Players typically fall within a range of .290-.310 — some people prefer .280-.320 — but the MLB average last season was .298. Now it’s not a one-size-fits-all proposition because there are different strokes for different folks.
Literally.
A player who sprays line drives is naturally going to have a higher BABIP than others.
xBABIP accounts for all of this and puts it into a tidy package. It takes a player’s batted-ball mix and computes what his BABIP should have normalized to. As noted before, Arraez posted a BABIP of .355 against an xBABIP of…..just .314.
Only one player with at least 200 plate appearances had a wider negative margin last season — San Diego’s Fernando Tatis Jr. (-.069).
The primary culprit for Arraez? Ground balls.
The MLB-average BABIP on grounders last year was .238 — while Arraez checked in at .312.
And that’s where it’s kind of difficult to forecast where to go from here. Switching up a batted-ball mix to hitting more balls in the air is, in general, the way to go for more extra-base hits, but as noted before Arraez doesn’t hit the ball particularly hard in general. He ranked 144th on the Statcast leaderboard (out of 225) in terms of average groundball exit velocity, and 205th in line drive/fly ball velocity.
He ran up his luck hitting the ball on the ground — not particularly forcefully, either — but when he hit the ball in the air, things really went even worse.
That lines up when comparing his fly-ball BABIP (.055) with the MLB average (.096) as well.
None of this is to say it’s a smoking gun that Arraez won’t continue to work his mojo on opposing pitchers but that the picture maybe isn’t as rosy as some have laid it out to be. His .104 isolated power was his highest since Low-A ball in 2016, too.
Any sort of regression to that would also, of course, hamper his overall line.
As a result, projection systems are a bit tepid on Arraez.
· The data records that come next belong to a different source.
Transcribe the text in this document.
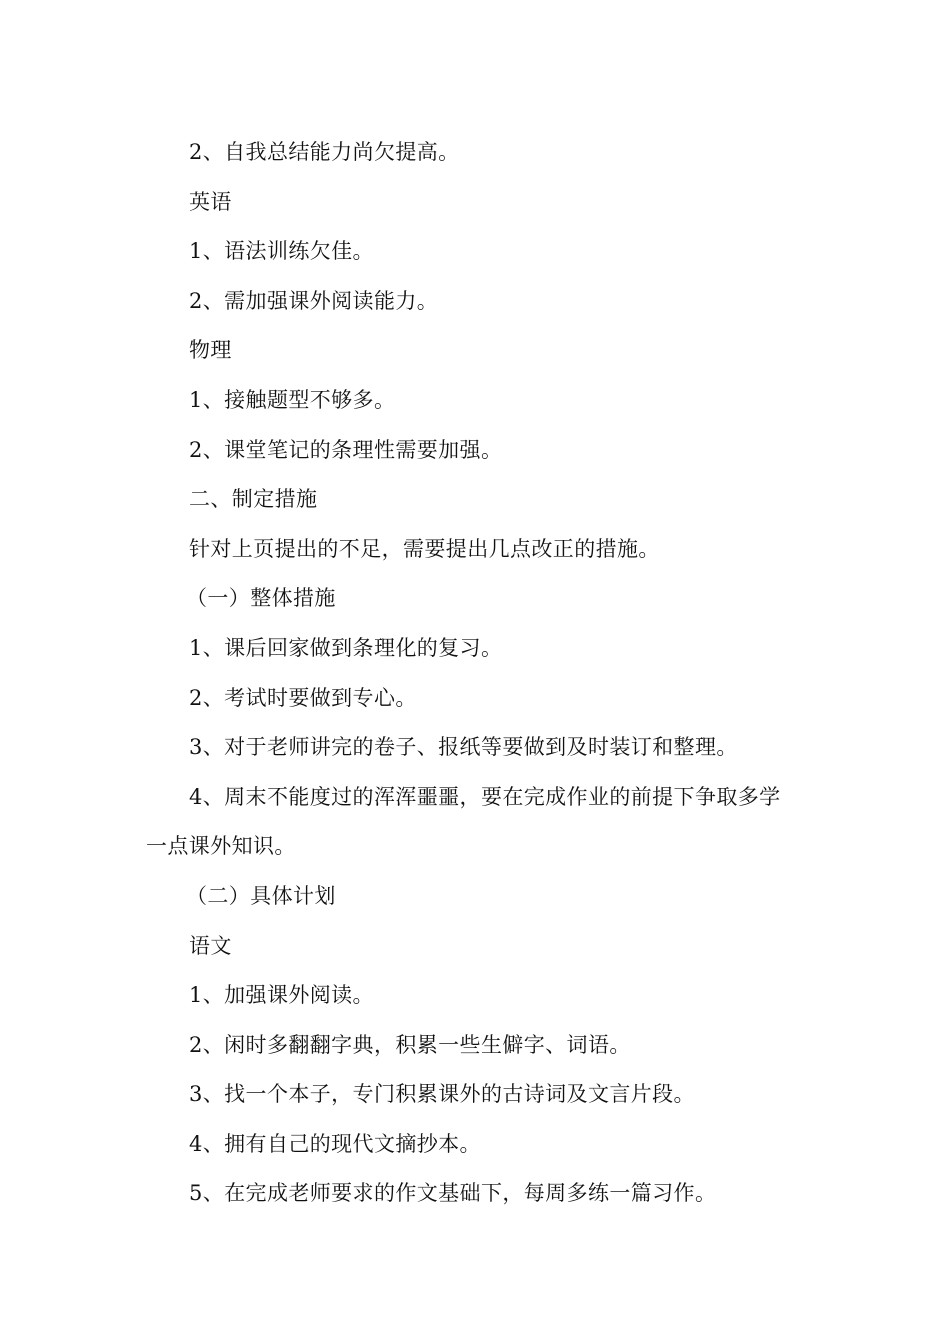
2、自我总结能力尚欠提高。

英语

1、语法训练欠佳。

2、需加强课外阅读能力。

物理

1、接触题型不够多。

2、课堂笔记的条理性需要加强。

二、制定措施

针对上页提出的不足，需要提出几点改正的措施。

（一）整体措施

1、课后回家做到条理化的复习。

2、考试时要做到专心。

3、对于老师讲完的卷子、报纸等要做到及时装订和整理。

4、周末不能度过的浑浑噩噩，要在完成作业的前提下争取多学

一点课外知识。

（二）具体计划

语文

1、加强课外阅读。

2、闲时多翻翻字典，积累一些生僻字、词语。

3、找一个本子，专门积累课外的古诗词及文言片段。

4、拥有自己的现代文摘抄本。

5、在完成老师要求的作文基础下，每周多练一篇习作。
He slashed .334/.399/.439 last season for a 125 wRC+ and .360 wOBA. Every projection system housed at Fangraphs has him pegged for a .420 slugging percentage or lower despite each of them having him hitting within three points one way or the other from a .310 batting average.
Oh, and speaking of wOBA — Arraez’s xwOBA was .336 last season, again suggesting he outperformed that mark by nearly 25 points.
That xBABIP of .314 keeps bringing me back to his first 48 games at Double-A back in 2018. That year, he had a BABIP of .315 and slashed .298/.345/.365. He walked a little less (6.7 percent) and struck out a little more (8.2 percent) than he did in the big leagues last season (9.8 percent and 7.9 percent, respectively), but that came out to a 103 wRC+.
Now, that was a .325 wOBA, so we could adjust up a bit. But if he hits something like that again, are fans going to be happy with it?
All I’m saying is it’s a really difficult tightrope to walk if a player has to hit .300 in order to be at least league average offensively. Again, at Double-A the first time around he hit .298 with a 103 wRC+. That, with questionable defense at second base, is not going to hold off the organization’s top prospect very long.
But even if Arraez struggles in 2020, it is after all just 60 games. When I started my wheels turning on this idea, it was back in the spring when 162 games were still on the table. And not only that, but a full minor-league season too.
So even if Arraez struggles, it’s not as though the prospects behind him will have had that time to creep up on him.
But if the Twins do deem Lewis ready to take over some position in the infield full-time in the next year or so, what does that mean for Arraez?
The Twins did try him a bit at third base (17 games) and left field (21) last season, with UZR/150 giving him fairly positive grades in obviously small samples. Could he reprise a quasi-Marwin Gonzalez role?
Keep in mind that both Marwin and Ehire Adrianza are eligible for free agency after 2020.
Maybe Luis as a super utility type in the future isn’t such a bad idea after all.
Thanks to Jeremy Frank and Baseball Savant for research assistance.